Managing XenServer VMs

Managing Snapshots, Backups, and Archives

Recommendation:

• We recommend that you consider if there is potentially sensitive data on the VM before configuring VM snapshots, backups, archives, or disaster recovery. Specifically, when you create the extra copy, be aware of the storage array’s security level, physical security, and who can access it.

• We recommend, if VM snapshots include sensitive data, applying the same level of security to all aspects of the archival or backup process as you would to the VM. For example, ensure the following are secured appropriately: the storage array for the snapshots or archives and the network used to send the archives.

• We recommend, when configuring scheduled snapshots of VMs using the CLI or backed up VMs using Disaster Recovery, carefully reviewing the RBAC roles assigned to administrators. Be aware of which administrators may be able to access the snapshots and mirrored Disaster Recovery site.

  • Any administrator assigned an RBAC role of Pool Admin, Pool Operator, or VM Power Admin can start a snapshot taken from any VM in the pool (for which they have that role).

• We recommend, when backing up copies of VMs for storage, ensuring VMs containing sensitive information are backed up in a location with sufficient logical and physical security. In some cases, you may need to back up VMs containing sensitive data to a different location or configure different disaster recovery settings for sensitive VMs.

Scanning for Malware

Recommendation:

We recommend avoiding simultaneous virus scans on VMs.

Running simultaneous security scans on multiple VMs on a host can cause unnecessary spikes in resource usage. Unlike physical servers that typically have excess resource capacity, hosts are often run at maximum VM density so unexpected processes can potentially cause overloads – especially if features like Workload Balancing, which can balance virtual-machine loads across hosts, are not configured.

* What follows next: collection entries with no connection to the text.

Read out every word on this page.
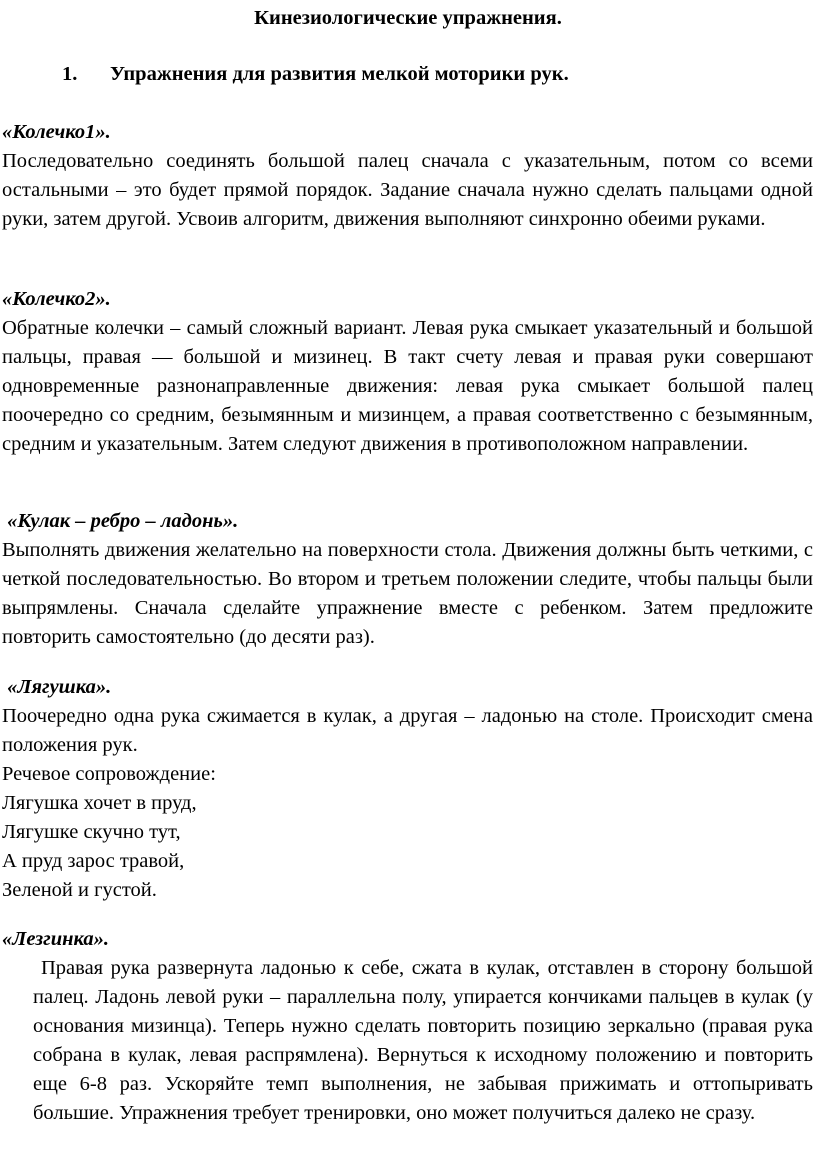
Кинезиологические упражнения.
1. Упражнения для развития мелкой моторики рук.
«Колечко1».
Последовательно соединять большой палец сначала с указательным, потом со всеми остальными – это будет прямой порядок. Задание сначала нужно сделать пальцами одной руки, затем другой. Усвоив алгоритм, движения выполняют синхронно обеими руками.
«Колечко2».
Обратные колечки – самый сложный вариант. Левая рука смыкает указательный и большой пальцы, правая — большой и мизинец. В такт счету левая и правая руки совершают одновременные разнонаправленные движения: левая рука смыкает большой палец поочередно со средним, безымянным и мизинцем, а правая соответственно с безымянным, средним и указательным. Затем следуют движения в противоположном направлении.
«Кулак – ребро – ладонь».
Выполнять движения желательно на поверхности стола. Движения должны быть четкими, с четкой последовательностью. Во втором и третьем положении следите, чтобы пальцы были выпрямлены. Сначала сделайте упражнение вместе с ребенком. Затем предложите повторить самостоятельно (до десяти раз).
«Лягушка».
Поочередно одна рука сжимается в кулак, а другая – ладонью на столе. Происходит смена положения рук.
Речевое сопровождение:
Лягушка хочет в пруд,
Лягушке скучно тут,
А пруд зарос травой,
Зеленой и густой.
«Лезгинка».
Правая рука развернута ладонью к себе, сжата в кулак, отставлен в сторону большой палец. Ладонь левой руки – параллельна полу, упирается кончиками пальцев в кулак (у основания мизинца). Теперь нужно сделать повторить позицию зеркально (правая рука собрана в кулак, левая распрямлена). Вернуться к исходному положению и повторить еще 6-8 раз. Ускоряйте темп выполнения, не забывая прижимать и оттопыривать большие. Упражнения требует тренировки, оно может получиться далеко не сразу.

We recommend that, if supported, you configure your virus scanner to scan VMs randomly or download updates to VMs at different times. Some anti-virus applications have virtualization-aware features to help mitigate these issues.

Managing Dormant Virtual Machines

Recommendation:

• We recommend deleting any dormant, inactive VMs or actively monitoring, managing, securing, and including them in update cycles. Otherwise, they may potentially provide easy access to the environment.

• We recommend, when applying security updates, do not overlook VMs that are shut down or suspended. Failing to update any layer of software (for example, guest operating systems or workload applications), may leave security vulnerabilities and holes.

  Dormant VMs should be tracked and included in all security policies and updates.

Consider the following:

• Dormant virtual machines may contain sensitive data, such as credit card transactions or employee social-security numbers.

• Dormant VMs may not be included in the latest access policies, may not have the latest virus software, and may be inadvertently omitted from monitoring and virus updates. Consequently, organizations may believe their environments are secure when in reality they are vulnerable to known threats, which they believe they addressed.

Recommendation:

We recommend, depending on the risk profile of your environment (that is, if it has potentially dangerous or hostile traffic), if you must start a dormant VM that may be lacking significant security updates, start that VM on a network with restricted connectivity until the VM has a full complement of security updates.